We live in a digital age where any media can be duplicated endlessly. But some digital content such as diplomas, works of art or concert tickets can also be falsified. Where there is a trust issue in knowing the provenance and authenticity of a digital asset, NFTs can be used to solve the problem. Here are some of the reasons why non-fungible tokens are important.
A common mistake is to think NFTs are acting as a copyright. This isn’t the case, if an image is under copyright and is minted as an NFT by someone else, this is an infringement and the NFT can be delisted from the marketplace where it was minted. NFTs don’t replace rights surrounding an artwork but allow to identify the NFT creator and the current owner very easily thanks to blockchain.
The verification of authenticity is a sensitive issue when it comes to non-fungible goods such as paintings, collectibles, and the like.. It is difficult to verify authenticity without counting on experts.
In the case of digital art, for example, it is easy to create copies and claim the work as one’s own. There is no way to verify that a digital image is original. This is where NFTs are important. NFTs are used to attest the authenticity and rarity of an artwork.
NFTs originate as smart contracts to store and record unique information on the blockchain, which means that each time an NFT is created, only one of it exists. In other words, its authentication is validated thanks to the blockchain which gives it its first value by itself.
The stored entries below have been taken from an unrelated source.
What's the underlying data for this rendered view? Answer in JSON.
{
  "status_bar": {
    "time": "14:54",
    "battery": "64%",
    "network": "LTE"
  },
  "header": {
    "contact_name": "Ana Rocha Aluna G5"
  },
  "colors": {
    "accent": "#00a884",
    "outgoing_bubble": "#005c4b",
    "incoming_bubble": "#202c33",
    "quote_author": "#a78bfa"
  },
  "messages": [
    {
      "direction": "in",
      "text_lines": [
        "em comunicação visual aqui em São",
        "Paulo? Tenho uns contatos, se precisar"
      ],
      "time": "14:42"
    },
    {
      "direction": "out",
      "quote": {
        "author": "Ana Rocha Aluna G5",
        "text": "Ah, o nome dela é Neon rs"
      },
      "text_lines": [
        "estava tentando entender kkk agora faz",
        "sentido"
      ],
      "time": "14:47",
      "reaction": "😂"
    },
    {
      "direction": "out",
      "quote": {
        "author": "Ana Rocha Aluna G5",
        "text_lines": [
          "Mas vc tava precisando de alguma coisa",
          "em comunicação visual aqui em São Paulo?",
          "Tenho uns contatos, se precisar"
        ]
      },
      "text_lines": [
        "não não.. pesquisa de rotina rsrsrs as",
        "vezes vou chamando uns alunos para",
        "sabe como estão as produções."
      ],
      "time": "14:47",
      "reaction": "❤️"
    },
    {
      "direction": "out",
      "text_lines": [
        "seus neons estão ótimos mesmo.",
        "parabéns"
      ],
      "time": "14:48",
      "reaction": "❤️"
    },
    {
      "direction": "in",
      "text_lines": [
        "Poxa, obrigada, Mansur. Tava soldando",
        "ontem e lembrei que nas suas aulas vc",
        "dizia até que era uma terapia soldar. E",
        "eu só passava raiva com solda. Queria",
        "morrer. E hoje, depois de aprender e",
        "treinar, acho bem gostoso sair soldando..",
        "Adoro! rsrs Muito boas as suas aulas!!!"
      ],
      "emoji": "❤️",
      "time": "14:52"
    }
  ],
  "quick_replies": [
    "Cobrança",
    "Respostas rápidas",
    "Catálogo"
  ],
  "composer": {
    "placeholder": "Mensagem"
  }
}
Thus, NFTs allow you to certify that a digital asset is authentic. For example, you can easily find out when an asset was created and then sold. You can then view the history of previous owners. This way, NFTs mitigate problems such as fraud and plagiarism.
Artists and creators can now craft their work as digitally native NFTs and directly receive revenues from their fans with less friction. Auction houses typically charge commissions of up to 20-30%. Thanks to NFTs, artists do not need intermediaries like auction houses, art galleries, and agents to market and sell their work. They only have to upload their NFTs artworks on blockchain art marketplaces.
Artists can now earn their fair share based on what collectors are willing to pay. In addition, they no longer pay the price for distribution and publishing.
NFTs have also given artists something else: the ability to sell fractions of an NFT. Platforms like Fractional.art allow you to “cut” a work into thousands of NFTs so that more people can access the possession of a well-known work of art. Not only does what was previously accessible to an elite become open to all, but it also makes the estimation of the price of the work in a community way.
NFTs have opened up the digital art sector because of their ability to protect property rights. They facilitate traceability of origin, which plays a significant role in determining the value of art.
Imagine a world where all NFTs, whether from a video game or a marketplace, are accessible in one place. This world is called a metaverse, a virtual environment where you can walk around and socialize with your friends, go to concerts, meet colleagues in a shared office, or visit shops.
NFTs are the cornerstone of these virtual realities deployed on the blockchain. Due to their unique attributes, NFTs quantify what was previously unquantifiable.
Just as blockchain interoperability allows users to easily exchange tokens and assets from different blockchains in a matter of moments, it will soon be possible to have interoperability between non-fungible tokens (NFT). For example, if your avatar is an NFT and holds some NFT equipment in a video game, this same avatar could be used in several games while keeping and using this same equipment.
If tomorrow the administrative services of the whole world were accessible from a single shared virtual world, it would be necessary to have one compatibility standard so that a ‘Metaverse identity card’ would be recognizable by all.
However, a major problem remains to be solved: decompartmentalizing the many autonomous worlds and enabling their complete interoperability.